What purpose does a selectable marker play in a plasmid vector?

When cloning a fragment of DNA into a plasmid using restriction enzymes and DNA ligase there are a variety of products that occur. Not all of the restriction enzyme cut plasmid re-closes to generate a circular plasmid. Furthermore, although there are various methods for getting DNA into a bacterial cell, these processes are very inefficient and some of the bacteria successfully take up DNA. Furthermore many cells will take up DNA that is linear plasmid or a fragment of DNA that will not replicate. By using a plasmid containing a selectable marker (such as resistance to ampicillin) only cells that have taken up a closed circular plasmid with an origin of replication will be able to grow under the selective condition (for example, on media containing the antibiotic ampicillin).

Distinguish between single- and double-crossover events. How are they used for genetic manipulation in bacteria?

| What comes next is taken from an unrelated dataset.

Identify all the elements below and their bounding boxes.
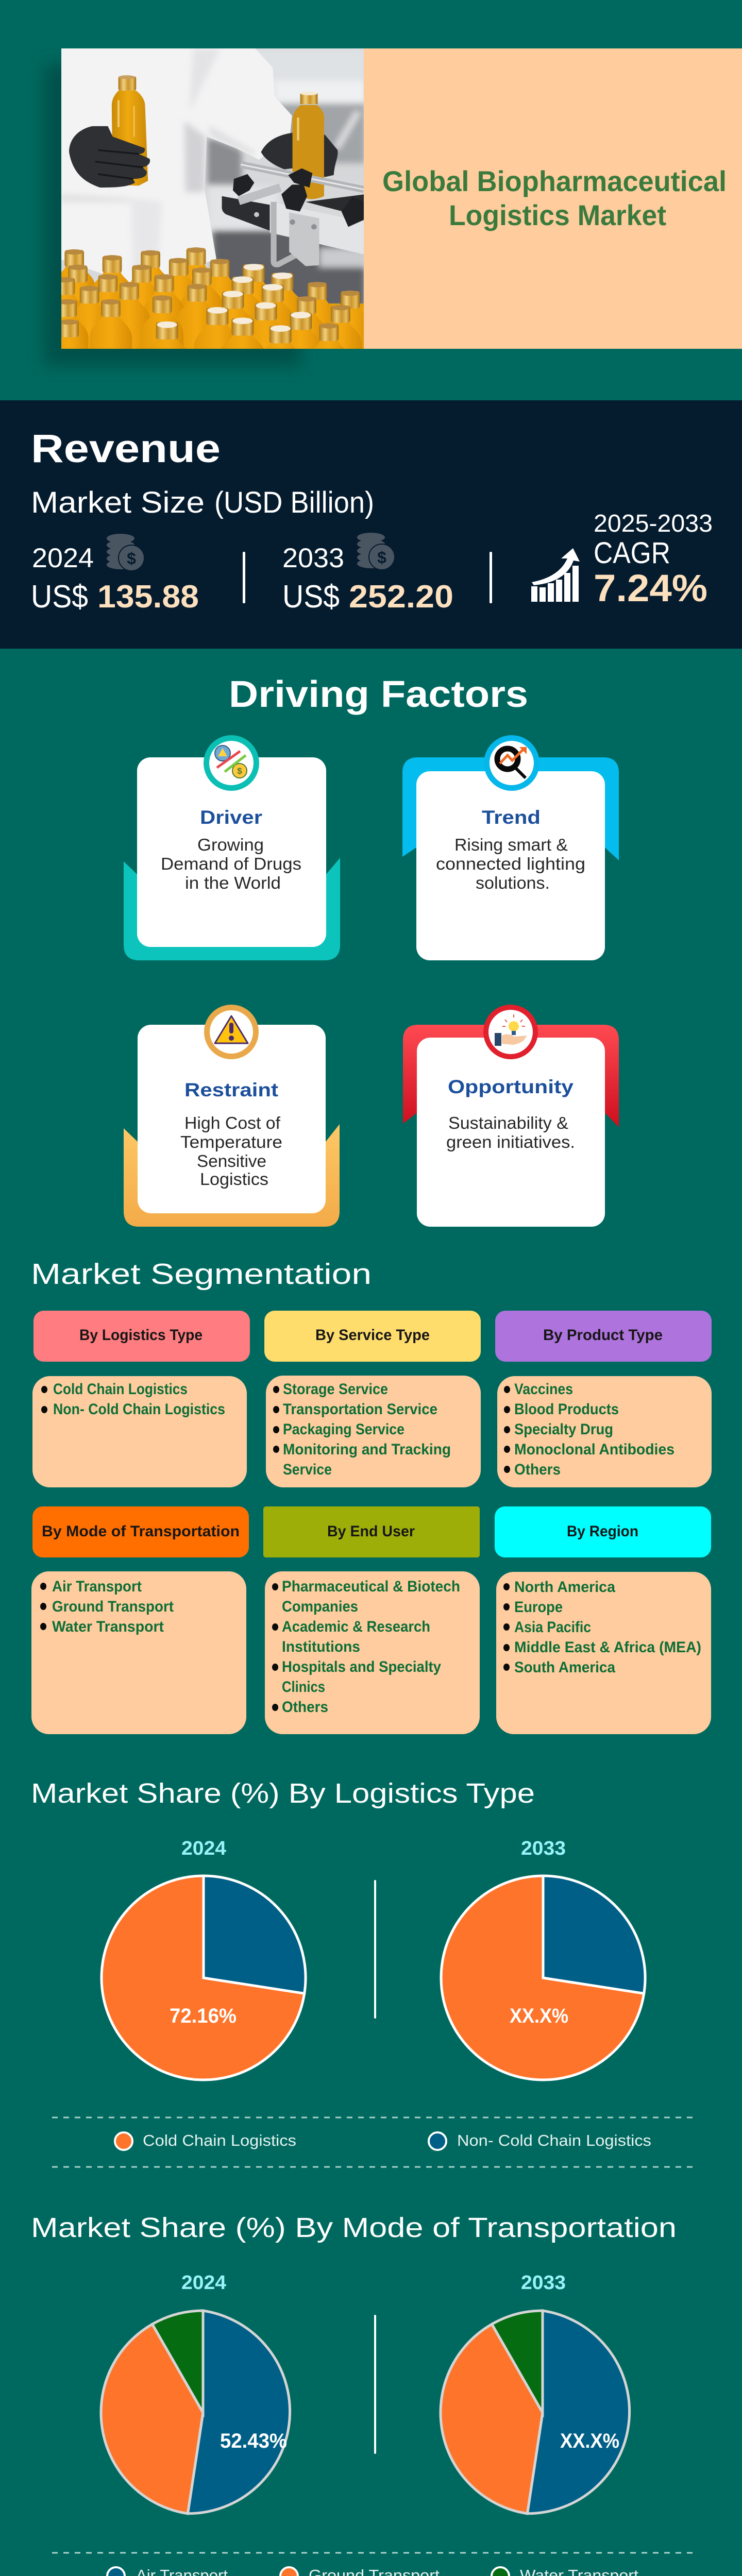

When two molecules of DNA recombine in a single crossover event they form a single molecule where a complete copy of one DNA molecule inserts into a single site on a second DNA molecule - such a molecule is called a "cointegrate". Double crossovers occur when two recombination events happen at different sites between two DNA molecules, causing an exchange of a segment of DNA between the two molecules. Both single and double crossover events can be used to manipulate bacterial genomes. Using a "suicide plasmid" unable to replicate in a specific host it is possible to select for single crossover events. The plasmid would carry a segment of DNA that is homologous to a gene of interest on the bacterial chromosome and a selectable marker (antibiotic resistance, for example). Single crossover events result in a cointegrate where the gene of interest is interrupted by sequence from the plasmid. These rare events can be selected by plating the cells on media containing antibiotic. Cointegrates generated by single crossover events are unstable over time since they carry homologous DNA on either end of the inserted molecule, which means that the cointegrated suicide plasmid can recombine to jump back out of the chromosome. Double crossover events can be used to replace a segment of DNA on the chromosome with a different segment of DNA. These events are difficult to obtain since they involve two crossover events instead of just one, but because the resulting product lacks homology at its ends it is much more stable than cointegrates generated by single crossovers. Plasmids used to select for double cross-over events carry two selectable markers - one that positively selects for replacement of the chromosomal gene (typically an antibiotic resistance cassette that is flanked by regions of homology to the gene the researcher wishes to delete) and a second marker that can select for loss of the plasmid (typically the sacB gene, which kills bacteria in the presence of sucrose). By selecting for cells that are resistant to both sucrose and antibiotic it is possible to find those cells where the gene of interest was replaced by the antibiotic resistance gene and lost the remaining plasmid sequence.

A desirable property for a good cloning vector is:

a piece of DNA that is able to replicate autonomously within a bacterial cell. a piece of DNA that has been well characterized including known restriction sites. a piece of DNA that includes easily detectable marker genes.

A wild type strain is

a strain that possesses typical or representative characteristics of the species.